Prior to being blown up on the radio and played every two seconds, I kind of liked "Lights." I kind of liked her first album. It was all right, decent background music, but didn't have any standout tracks that I would put on a mix tape, for example.
Halcyon is different. I read that it's a breakup album--and it shows. This is a good thing. The lyrics are deeper, and some of them are the kind that reach inside you to stab you in the heart and steal your breath. The melodies are haunting and catchy at the same time. The mood is melancholy but somehow triumphant.
It's a weird place to be...acknowledging despair and sadness, but also the fact that things will get better. That's what makes this album so much fun to listen to. The rhythms and melodies lift you up, but then when you listen to the lyrics, you realize, holy crap, this girl is in despair.
Track 2, "My Blood," is a standout. It has a thumping, rhythmic background with chanting that sounds almost Native American. The chorus takes flight out of the low, bass rhythms of the chorus. This is where her silvery, elfin voice creates a beautiful contrast with the beating drums.
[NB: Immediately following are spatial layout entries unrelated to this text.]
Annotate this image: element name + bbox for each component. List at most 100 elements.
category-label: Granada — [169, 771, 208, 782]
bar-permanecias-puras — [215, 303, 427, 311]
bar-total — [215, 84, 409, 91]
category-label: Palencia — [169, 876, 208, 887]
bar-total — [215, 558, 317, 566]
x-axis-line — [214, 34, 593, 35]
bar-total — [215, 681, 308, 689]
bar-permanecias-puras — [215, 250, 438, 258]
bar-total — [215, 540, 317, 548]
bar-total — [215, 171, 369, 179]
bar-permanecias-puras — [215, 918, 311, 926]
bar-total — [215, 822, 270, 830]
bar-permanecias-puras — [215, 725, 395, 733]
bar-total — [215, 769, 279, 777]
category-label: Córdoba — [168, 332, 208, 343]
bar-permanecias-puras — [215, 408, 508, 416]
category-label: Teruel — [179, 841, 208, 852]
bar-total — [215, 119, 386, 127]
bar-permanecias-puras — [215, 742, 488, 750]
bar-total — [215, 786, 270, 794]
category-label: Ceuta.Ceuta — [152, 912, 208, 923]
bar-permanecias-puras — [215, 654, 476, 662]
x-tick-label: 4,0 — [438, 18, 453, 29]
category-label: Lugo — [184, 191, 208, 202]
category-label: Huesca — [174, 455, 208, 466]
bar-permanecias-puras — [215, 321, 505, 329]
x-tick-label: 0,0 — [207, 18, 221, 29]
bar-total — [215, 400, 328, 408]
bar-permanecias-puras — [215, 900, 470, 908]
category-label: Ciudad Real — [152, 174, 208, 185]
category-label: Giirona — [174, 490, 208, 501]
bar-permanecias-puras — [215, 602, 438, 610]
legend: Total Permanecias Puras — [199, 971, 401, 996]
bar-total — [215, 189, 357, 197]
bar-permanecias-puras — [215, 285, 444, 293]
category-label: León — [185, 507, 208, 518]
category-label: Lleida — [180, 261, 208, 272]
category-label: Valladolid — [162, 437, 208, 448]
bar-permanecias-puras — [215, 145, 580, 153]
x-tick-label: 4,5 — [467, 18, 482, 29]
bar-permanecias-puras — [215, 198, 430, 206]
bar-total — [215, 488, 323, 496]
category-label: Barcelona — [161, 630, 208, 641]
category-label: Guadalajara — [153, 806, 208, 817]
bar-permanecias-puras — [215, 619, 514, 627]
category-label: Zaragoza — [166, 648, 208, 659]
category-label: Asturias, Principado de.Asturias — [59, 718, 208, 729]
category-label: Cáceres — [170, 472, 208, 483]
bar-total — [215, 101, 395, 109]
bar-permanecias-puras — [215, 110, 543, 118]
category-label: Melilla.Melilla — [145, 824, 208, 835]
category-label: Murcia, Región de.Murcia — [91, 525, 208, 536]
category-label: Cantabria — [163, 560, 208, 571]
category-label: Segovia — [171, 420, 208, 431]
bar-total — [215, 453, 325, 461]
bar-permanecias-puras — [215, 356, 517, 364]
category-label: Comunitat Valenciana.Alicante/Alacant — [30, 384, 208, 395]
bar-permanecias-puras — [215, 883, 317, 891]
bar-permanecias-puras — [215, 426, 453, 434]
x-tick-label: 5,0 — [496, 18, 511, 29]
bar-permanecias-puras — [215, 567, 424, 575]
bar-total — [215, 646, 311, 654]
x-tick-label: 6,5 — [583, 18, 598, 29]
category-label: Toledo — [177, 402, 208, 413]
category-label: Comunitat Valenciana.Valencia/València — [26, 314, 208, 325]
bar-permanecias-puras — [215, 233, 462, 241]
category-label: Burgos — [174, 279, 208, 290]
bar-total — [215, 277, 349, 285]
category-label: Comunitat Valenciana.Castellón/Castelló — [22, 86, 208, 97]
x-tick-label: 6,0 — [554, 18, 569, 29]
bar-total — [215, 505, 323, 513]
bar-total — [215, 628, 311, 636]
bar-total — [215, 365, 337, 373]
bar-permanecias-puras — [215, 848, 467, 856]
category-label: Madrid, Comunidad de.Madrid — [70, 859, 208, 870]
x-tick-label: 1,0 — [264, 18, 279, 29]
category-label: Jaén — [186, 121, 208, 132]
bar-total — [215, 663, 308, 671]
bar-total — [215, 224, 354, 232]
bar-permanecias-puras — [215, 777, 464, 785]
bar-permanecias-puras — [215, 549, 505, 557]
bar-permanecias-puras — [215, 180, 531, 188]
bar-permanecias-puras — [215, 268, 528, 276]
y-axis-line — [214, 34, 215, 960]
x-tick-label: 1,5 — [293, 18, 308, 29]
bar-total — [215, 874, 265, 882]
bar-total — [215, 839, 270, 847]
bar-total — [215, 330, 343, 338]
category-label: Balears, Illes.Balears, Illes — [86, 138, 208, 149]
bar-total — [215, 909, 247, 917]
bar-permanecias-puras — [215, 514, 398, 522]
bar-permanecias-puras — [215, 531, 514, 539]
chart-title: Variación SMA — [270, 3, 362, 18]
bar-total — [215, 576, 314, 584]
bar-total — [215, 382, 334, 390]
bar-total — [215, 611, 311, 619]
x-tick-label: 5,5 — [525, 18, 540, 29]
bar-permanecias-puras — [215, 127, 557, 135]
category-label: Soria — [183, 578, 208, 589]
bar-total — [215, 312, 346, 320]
Her lyrics bring it all together: "The waves will break every chain on me / my bones will bleach / my flesh will flee / So help my lifeless frame to breathe." The metaphor of the song is that the breakup of a relationship results in blood lost. She sings about "all the blood I lost with you," and seeing the color of her blood on walls and rocks. If you've ever been through a bad breakup, you know that's exactly what it feels like...a slow murder.
I'm also a sucker for a depressing ballad, and there are two killer ballads back-to-back toward the end of he album. Track 9, "Explosions," and Track 10, "I Know You Care," made me stop what I was doing and remember to breathe.
"I Know You Care" is probably going to be one of my desert island songs. It's just Goulding and a piano as she sings about the turning point in a relationship where you know it's going wrong. She sings, "You were like home to me / I don't recognize this street" to explain the way her lover has changed toward her. Then, she follows up with, "Outside the cars speed by / I'd never heard them until now." It's one of those writerly details that amaze me on this album. She's pinpointed that moment, that very moment when the world around you changes and suddenly you see and hear things you didn't before...and it's not a good thing.
Late in the song, as she describes the nuclear fallout of this relationship gone wrong, she sings, "I know it wasn't always wrong / but I've never known a winter so cold / now I don't warm my hands in your coat / but I still hope..." Her voice tilts up on "hope," and you know there's a whole world contained in the phrasing of that one word. It's so beautiful and it breaks your heart. Four lines later, she ends the verse with, "Why can't I dream? / Why can't I dream?" It's the bleakness of a soul-shattering breakup without the strained, treacly, sickly sweet voicing that ruins many pop and R&B ballads.
The Brits are really kicking ass in terms of albums I'm loving right now. The last album I had in heavy rotation was Emeli Sande's Our Version of Events. These smart women are writing songs that feel true, without the dance-pop bluster that American radio hits seem to rely on.
If you haven't heard it, try to find a quiet place to listen via YouTube. I can't recommend it enough. Plus, I read in an interview that she loves to run (me too!) and her writing idol is Haruki Murakami. This may be a full-on girl crush.